No, but I think each piece of software is put in a proper context, to match what most would commonly use in that particular use case. For example, the Clickhouse benchmarks are run against typical modest cloud instances.

tmostak · on July 29, 2020

To be fair, the c5d.9xlarge instances are $1.728 each per hour, or $5.18 for the 3-server cluster (looks to be about $3.06/hr for reserved 1-year pricing). Even with reserved pricing, that's $26,806 a year, or 6.5X more than a $4K laptop that likely will last for years and would be bought anyway (or at least a cheaper variant, which would also run these queries nearly as quickly). Of course that's very apples-to-oranges, so another way to look at this is that OmniSci would probably see significantly better performance on a single c5d.9xlarge than what we saw on this Mac (would need to benchmark, but informally I can say that OmniSci was 2-3X faster running on CPU on my Linux workstation compared to my Mac).

Disclaimer: No disrespect to ClickHouse here, it's an amazing system that I'm sure beats out OmniSci for certain workflows.

shaklee3 · on July 30, 2020

The biggest loss for omnisci was the in-memory limits. The highest end GPUs have 32GB, while you can find CPU servers with multiple TB. As soon as you spill out of that you take a big performance hit.

rexreed · on July 29, 2020

Side note: you can see a cool demo of OmniSci at https://www.aidemoshowcase.com/2020/07/08/omnisci/

pvtmert · on July 29, 2020

I wonder why nobody uses -C and --strip options of tar. It handles those stuff automatically.

    mkdir -p application
    tar --strip=1 -C application -xf archive.tar

For example installing NodeJS from archive when composed with curl:

    OS=$(uname -s)-x64
    VER=12.16.1
    curl -#L "https://nodejs.org/dist/v${VER}/node-v${VER}-${OS,,}.tar.gz" \
    | sudo tar --strip=1 -xzC /usr/local

IMHO thats probably the reason why most apps are having proprietary installers :)

zX41ZdbW · on July 29, 2020

Follow-up: https://news.ycombinator.com/item?id=23990844

coolgeek · on July 30, 2020

> https://tech.marksblogg.com/omnisci-macos-macbookpro-mbp.htm...

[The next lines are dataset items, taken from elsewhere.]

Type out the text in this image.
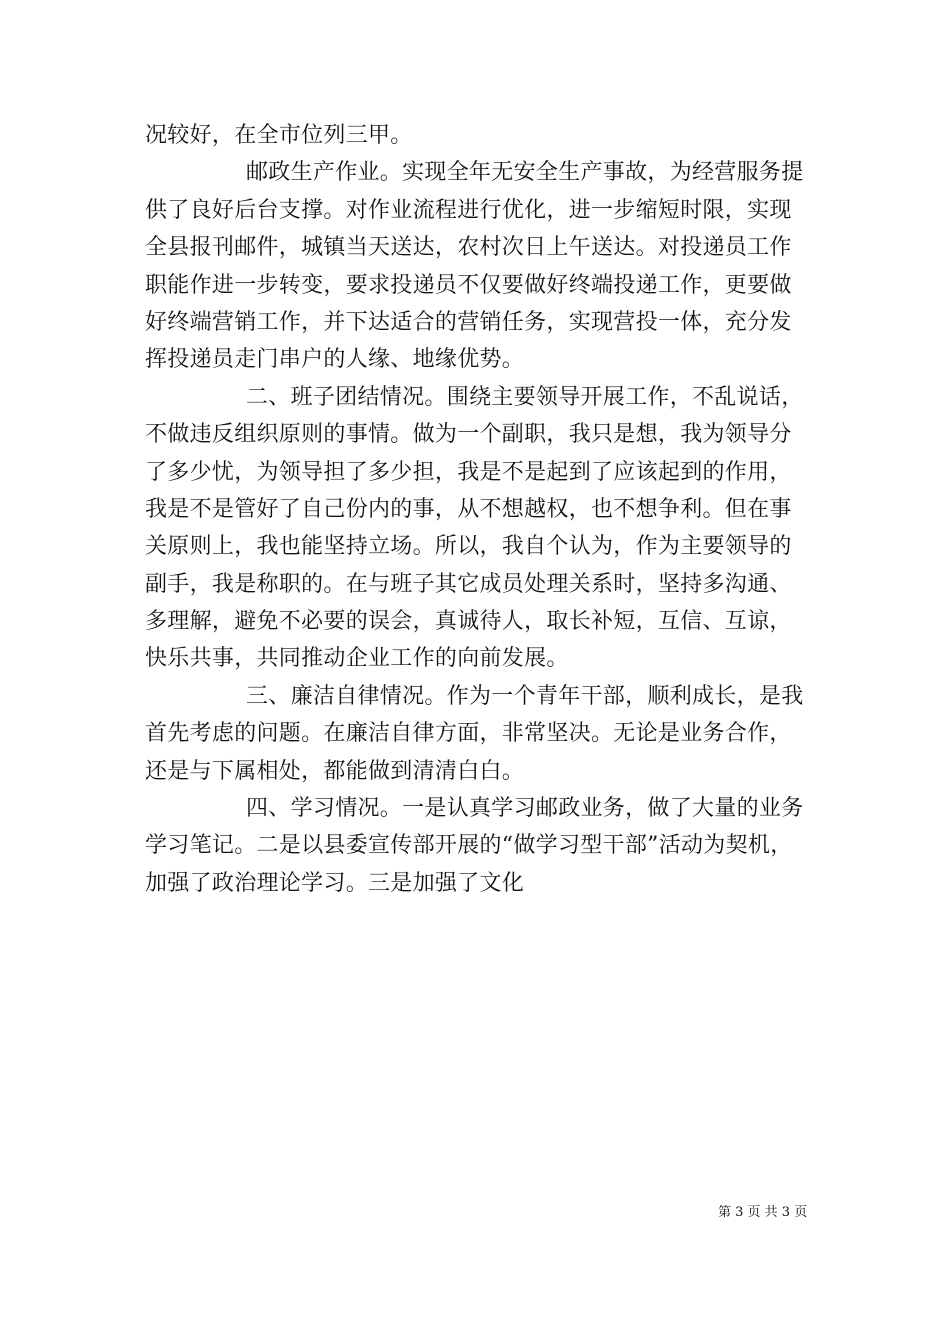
况较好，在全市位列三甲。
邮政生产作业。实现全年无安全生产事故，为经营服务提
供了良好后台支撑。对作业流程进行优化，进一步缩短时限，实现
全县报刊邮件，城镇当天送达，农村次日上午送达。对投递员工作
职能作进一步转变，要求投递员不仅要做好终端投递工作，更要做
好终端营销工作，并下达适合的营销任务，实现营投一体，充分发
挥投递员走门串户的人缘、地缘优势。
二、班子团结情况。围绕主要领导开展工作，不乱说话，
不做违反组织原则的事情。做为一个副职，我只是想，我为领导分
了多少忧，为领导担了多少担，我是不是起到了应该起到的作用，
我是不是管好了自己份内的事，从不想越权，也不想争利。但在事
关原则上，我也能坚持立场。所以，我自个认为，作为主要领导的
副手，我是称职的。在与班子其它成员处理关系时，坚持多沟通、
多理解，避免不必要的误会，真诚待人，取长补短，互信、互谅，
快乐共事，共同推动企业工作的向前发展。
三、廉洁自律情况。作为一个青年干部，顺利成长，是我
首先考虑的问题。在廉洁自律方面，非常坚决。无论是业务合作，
还是与下属相处，都能做到清清白白。
四、学习情况。一是认真学习邮政业务，做了大量的业务
学习笔记。二是以县委宣传部开展的“做学习型干部”活动为契机，
加强了政治理论学习。三是加强了文化
第 3 页 共 3 页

Is this what a keyword-stuffed URL looks like? This is terrible! This does nothing at all to communicate semantic meaning about the post's content

popotamonga · on July 30, 2020

Data does not fit in Ram so i guess in the end its about file formats and minimizing disk access, thats why some of the competition benchmarksbare terrible no?

antb123 · on July 30, 2020

I wonder how it compares with a similar pandas instance?

innocenat · on July 29, 2020

Someone shout put 'analytic' in the title. It make no sense to me right now.